The S&P 500 was up 0.22%. The Dow Jones industrials added 0.20% and the Nasdaq Composite was up 0.18%.
Helping the market was a comment from President Donald Trump saying a phase one trade agreement with China was close, though he didn't say how close.
Meanwhile, Best Buy (NYSE:BBY) and Dick’s Sporting Goods (NYSE:DKS) hit 52-week highs after reporting better-than-expected third-quarter earnings. Best Bluy was the S&P 500's leading stocks on the day. Plus, Walt Disney (NYSE:DIS) rose 1.3% after a report its Disney+ streaming service was getting a million new subscriber signups a day.
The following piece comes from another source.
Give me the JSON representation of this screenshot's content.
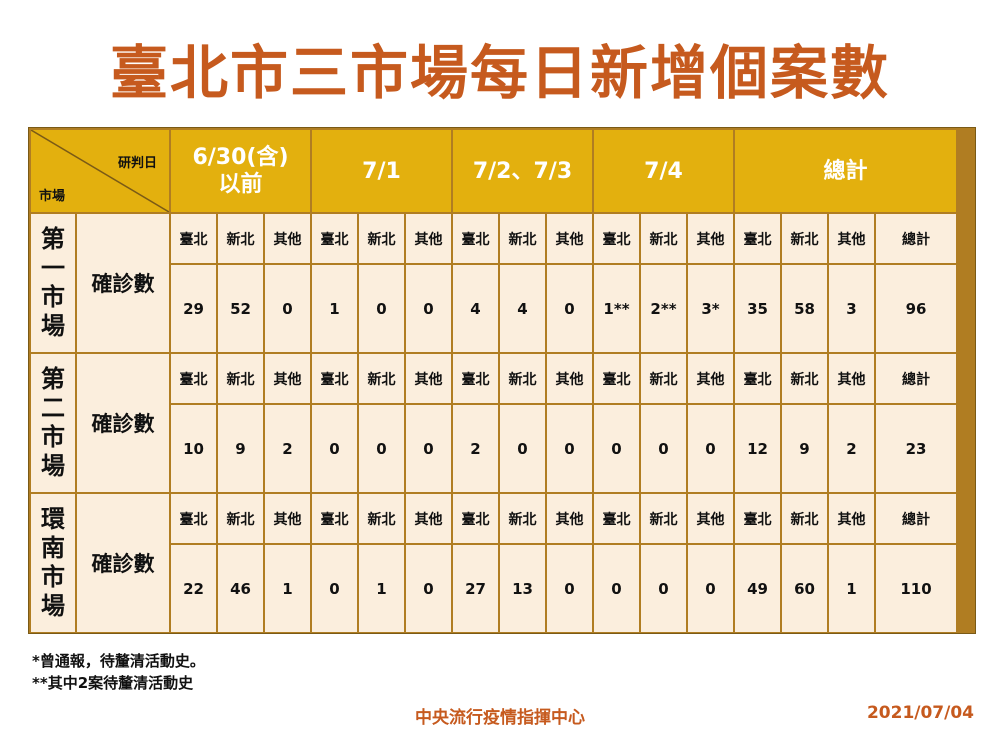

Also hitting new highs were Microsoft (NASDAQ:MSFT), Allstate (NYSE:ALL) and Ross Stores (NASDAQ:ROST).
A big loser was Dollar Tree (NASDAQ:DLTR), suffering because tariffs on Chinese imports were squeezing profits. Shares fell 15.2%, the biggest decliner among stocks in the S&P 500 and the Nasdaq 100 Index.
Adding some additional cheer was the Commerce Department's new home sales report, which showed October sales down 0.7% but September sales revised up to 738,000 units, the highest level since July 2007 – just before the financial crisis hit.
Homebuilder shares moved higher as well, led by NVR (NYSE:NVR) and luxury builder Hovnanian (NYSE:HOV).
The report also boosted shares of Home Depot (NYSE:HD), Lowe’s (NYSE:LOW) and Sherwin-Williams (NYSE:SHW).
Real estate was the strongest of the 11 sectors of the S&P 500, followed by consumer staples and consumer discretionary stocks. Energy, financial and healthcare stocks were the weakest sectors.
Gold rose modestly. West Texas Intermediate crude rose 40 cents to $58.41 a barrel. Brent Oil Futures crude for February delivery rose 59 cents to $63.21. OPEC meets next week.
Interest rates were lower with the 10-Year Treasury yield falling to 1.738% from Monday's 1.764%.
Trading may have softened a bit in the afternoon as people began to leave for the long Thanksgiving weekend. A full day of trading is set for Wednesday, followed by a market close on Thursday and a half-day scheduled for Friday.
Best Buy (NYSE:BBY), Under Armour (NYSE:UA), restaurant chain Chipotle Mexican Grill (NYSE:CMG) (NYSE:CMG) and Abiomed (NASDAQ:ABMD), which makes medical implants and other devices, were the top-performing S&P 500 stocks on the day.
Dollar Tree (NASDAQ:DLTR), Hewlett Packard Enterprise (NYSE:HPE), oil-and-gas producer Cimarex Energy (NYSE:XEC) and oil-and-gas driller Helmerich and Payne (NYSE:HP) were the weakest S&P 500 performers.